Będzie to pierwsze spotkanie tego sędziego w pierwszej lidze od… prawie trzech lat. Po raz ostatni mogliśmy zobaczyć Roberta Marciniaka na zapleczu Ekstraklasy w meczu Miedzi Legnica i Dolcanu Ząbki, który odbył się 8 sierpnia 2015 roku. Co ciekawe, ten 40-letni arbiter w międzyczasie prowadził mecz… Ekstraklasy. 27 lutego 2017 roku zastąpił kontuzjowanego Bartosza Frankowskiego i całą drugą połowę „gwizdał” w meczu Ruchu Chorzów i Śląska Wrocław. Warto też wspomnieć, że 18 września 2013 roku przewodniczący Kolegium Sędziów Zbigniew Przesmycki odsunął Marciniaka od prowadzenia spotkań. Było to pokłosiem sędziowania meczu drugiej ligi wschodniej pomiędzy Stalą Mielec a Pogonią Siedlce.

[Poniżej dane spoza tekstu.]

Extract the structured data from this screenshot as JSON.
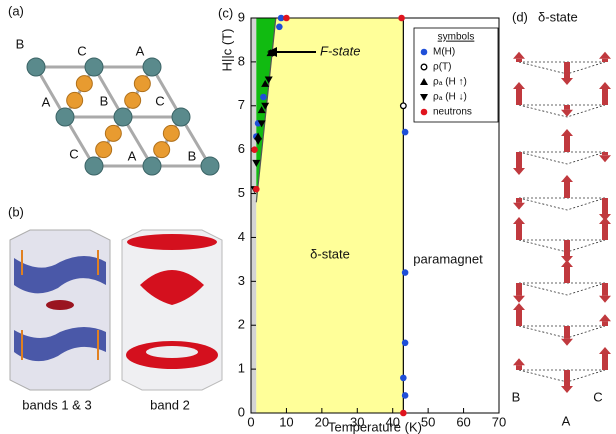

Robert Marciniak prowadził po jednym meczu GieKSy i ŁKS. Nam sędziował w ostatnim meczu w sezonie 2012/13, gdy wygraliśmy 1:0 z Dolcanem Ząbki, a łodzianom niecały rok temu, gdy ŁKS zremisował w Rybniku 2:2. Rok temu arbiter w 13 meczach pokazał 82 żółte kartki (średnio 6,31 na spotkanie), 2 czerwone kartki (średnio raz na siedem spotkań) i podyktował trzy rzuty karne (średnia jeden raz na 4-5 spotkań).
Niebo w sobotę w Łodzi ma być bezchmurne i bezdeszczowe. Według prognoz spodziewane są temperatury dochodzące do 30 stopni Celsjusza.